The patron saint of the city of Barcelona is the Virgen de la Mercé, and is celebrated every September 24th since the nineteenth century to dismiss the summer solstice and prepare for the arrival of the colder months.
A Mediterranean feast that brings back all the inhabitants of the city to enjoy music, dance and street entertainment with Giants, Castellars and Sardanas that dance to traditional instruments such as the “chirimía” a kind of hornpipe.
Guide - La Merce Barcelona
What is La Mercé?
The Giants that parade in the Gothic Quarter and Raval are famous, dancing with the big heads and delighting children and adults in the Sant Jaume Plaza.
Once immersed in the Catalan culture, you should not forget to see the incredible shows that are given by the “Castellers” in the Sant Jaume Plaza, you need to arrive early since the turnout is large. The merit of the human pyramids is due to the tremendous solidarity between the members of the “Castell”, on top of nerves and iron muscles.
The more experienced Castellers have formed pyramids to up to 9 levels tall, each level containing less people and less weight as the previous one, the last level is usually a kid. The aim is to assemble the pyramid and dissemble it cleanly, without falling any of the levels.
Like in all the celebration of the Spanish Mediterranean, fire cannot be forgotten, for Barcelona Merce, there are on top of fireworks, the “Correfoc” that are a series of dragons and demons that run through the streets throwing firecrackers and rockets. Although they are made for children and adults, it is recommended that you dress appropriately to avoid getting burned.
One of the latest attractions of these festivals that surprises tourists is the sound and light show called “Piromusical” which consists of a fireworks display synchronized to the beat of the music in the unique setting of the luminous fountains of Montjuic.
To close the festivities of La Merce in Barcelona, the feast of heaven has been held for the past few years, the second weekend of the holidays, a great air festival is put on for the kids and adults, with displays of acrobatic planes, war planes and trade planes over the skies of Maresme beach.
Origins of La Mercé
The festival pays celebrates the patron saint of Barcelona, the Virgin of La Mercé. A series of miracles are linked to the city are attributed to her.
Supposedly, on September 24, 1218, the Virgin of Mercé appeared simultaneously to King Jaime I, Saint Pedro Nolasco, and Saint Raimundo de Peñafort. In this apparition, the Virgin asked that they create a religious order to rescue the Christian hostages in the Holly Lands.
The next miracle came in 1687 when Barcelona was attacked by a plague of locusts. The people of Barcelona begged the Virgen de la Merced for her assistance. When the plague ended, it was believed that it was La Mercé that vanished the locusts, and therefore she was proclaimed patron of the diocese.
In 1868, Pope Pius IX declared La Mercé the patron saint of the city of Barcelona. That year, the city began to celebrate religious and popular festivals in honor of the Virgin of Mercy on September 24.
But it wasn’t until 1902 that the festival gained the popularity it enjoys today. That year there was an unprecedented number of parades, the appearance of the famous Giants from all over Catalonia, the first contest of castells was held and the popularization of the Sardana.
The festivities of La Merced as we know them today were born during the Spanish democratic transition when the Barcelona City Council decided to totally transform the city’s main festival into a celebration in which popular culture and citizenship took over the streets.
When is la Mercé?
The main festival of Barcelona, Spain is celebrated every year around September 24, which is the day of the Virgen de la Merced. The celebration lasts about a week and takes place in various public spaces across the city.
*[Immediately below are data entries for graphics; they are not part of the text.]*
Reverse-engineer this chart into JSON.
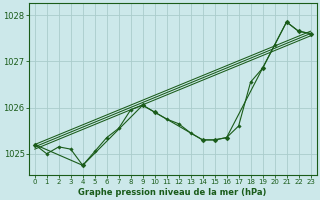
{
  "title": "Graphe pression niveau de la mer (hPa)",
  "bg_color": "#cce8ea",
  "grid_color": "#aacccc",
  "line_color": "#1a5c1a",
  "xlim": [
    -0.5,
    23.5
  ],
  "ylim": [
    1024.55,
    1028.25
  ],
  "yticks": [
    1025,
    1026,
    1027,
    1028
  ],
  "xticks": [
    0,
    1,
    2,
    3,
    4,
    5,
    6,
    7,
    8,
    9,
    10,
    11,
    12,
    13,
    14,
    15,
    16,
    17,
    18,
    19,
    20,
    21,
    22,
    23
  ],
  "series_main": {
    "x": [
      0,
      1,
      2,
      3,
      4,
      5,
      6,
      7,
      8,
      9,
      10,
      11,
      12,
      13,
      14,
      15,
      16,
      17,
      18,
      19,
      20,
      21,
      22,
      23
    ],
    "y": [
      1025.2,
      1025.0,
      1025.15,
      1025.1,
      1024.75,
      1025.05,
      1025.35,
      1025.55,
      1025.95,
      1026.05,
      1025.9,
      1025.75,
      1025.65,
      1025.45,
      1025.3,
      1025.3,
      1025.35,
      1025.6,
      1026.55,
      1026.85,
      1027.35,
      1027.85,
      1027.65,
      1027.6
    ]
  },
  "series_sparse": {
    "x": [
      0,
      4,
      9,
      10,
      14,
      15,
      16,
      19,
      21,
      22,
      23
    ],
    "y": [
      1025.2,
      1024.75,
      1026.05,
      1025.9,
      1025.3,
      1025.3,
      1025.35,
      1026.85,
      1027.85,
      1027.65,
      1027.6
    ]
  },
  "trend_lines": [
    {
      "x": [
        0,
        23
      ],
      "y": [
        1025.1,
        1027.55
      ]
    },
    {
      "x": [
        0,
        23
      ],
      "y": [
        1025.15,
        1027.6
      ]
    },
    {
      "x": [
        0,
        23
      ],
      "y": [
        1025.2,
        1027.65
      ]
    }
  ]
}
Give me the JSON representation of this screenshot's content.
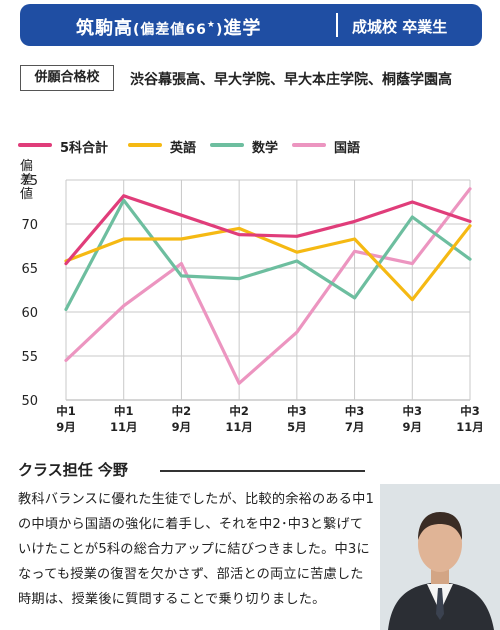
{
  "header": {
    "school": "筑駒高",
    "score_note": "(偏差値66",
    "score_mark": "★",
    "score_close": ")",
    "suffix": "進学",
    "from": "成城校 卒業生"
  },
  "heigan": {
    "label": "併願合格校",
    "schools": "渋谷幕張高、早大学院、早大本庄学院、桐蔭学園高"
  },
  "chart_data": {
    "type": "line",
    "ylabel": "偏差値",
    "ylim": [
      50,
      75
    ],
    "yticks": [
      50,
      55,
      60,
      65,
      70,
      75
    ],
    "categories": [
      [
        "中1",
        "9月"
      ],
      [
        "中1",
        "11月"
      ],
      [
        "中2",
        "9月"
      ],
      [
        "中2",
        "11月"
      ],
      [
        "中3",
        "5月"
      ],
      [
        "中3",
        "7月"
      ],
      [
        "中3",
        "9月"
      ],
      [
        "中3",
        "11月"
      ]
    ],
    "series": [
      {
        "name": "5科合計",
        "color": "#e03d7a",
        "values": [
          65.5,
          73.2,
          71.0,
          68.8,
          68.6,
          70.3,
          72.5,
          70.3
        ]
      },
      {
        "name": "英語",
        "color": "#f5b913",
        "values": [
          65.8,
          68.3,
          68.3,
          69.5,
          66.8,
          68.3,
          61.4,
          69.8
        ]
      },
      {
        "name": "数学",
        "color": "#6dbe9f",
        "values": [
          60.3,
          72.7,
          64.1,
          63.8,
          65.8,
          61.6,
          70.8,
          66.0
        ]
      },
      {
        "name": "国語",
        "color": "#ec95c0",
        "values": [
          54.5,
          60.7,
          65.5,
          51.9,
          57.7,
          66.9,
          65.5,
          74.0
        ]
      }
    ],
    "grid": true,
    "legend_position": "top"
  },
  "comment": {
    "title": "クラス担任 今野",
    "body": "教科バランスに優れた生徒でしたが、比較的余裕のある中1の中頃から国語の強化に着手し、それを中2･中3と繋げていけたことが5科の総合力アップに結びつきました。中3になっても授業の復習を欠かさず、部活との両立に苦慮した時期は、授業後に質問することで乗り切りました。"
  },
  "photo": {
    "description": "teacher portrait photo",
    "bg": "#dde3e6",
    "suit": "#2b2e34",
    "skin": "#e0b496",
    "hair": "#3a2c24"
  }
}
Around 2 million people flock to la Mercé every year who come to the city to enjoy the different cultural and artistic activities. It is the largest party of all those held every year in Barcelona.
The Giants of La Mercé
The Giants featured in la Mercé have been part of different celebrations since the 15th century. There is documentary evidence that in 1424, among the multitude of hors d’oeuvres that participated in the Corpus Christi procession, there was a representation with the “King David ab lo Jiguant”.
This giant was the first documented in Europe and represented a Goliath. The statue was paid for by the municipality. He considered to be the first giant of Barcelona.
The giants of La Mercé are always displayed in pairs. It is not known exactly how many different couples and figures have walked the streets of Barcelona over the centuries, but, at the end of the 16th century, their popularity began to decline, and even disappeared, but they made a comeback shortly after.
The month of September with more pleasant temperatures for tourists and taking advantage of the holiday celebrations of the Merce, is an ideal time to visit Barcelona and enjoy both its historical and cultural heritage, museums, parks, architecture and excursions to monasteries, coastal towns and wineries nearby.
La Merce is one of the icons that have built the identity of Barcelona. Like the FC Barcelona, or the Sagrada Familia from Gaudi, it has shaped the way the Barceloneses perceive themselves and are perceived by the rest of the world.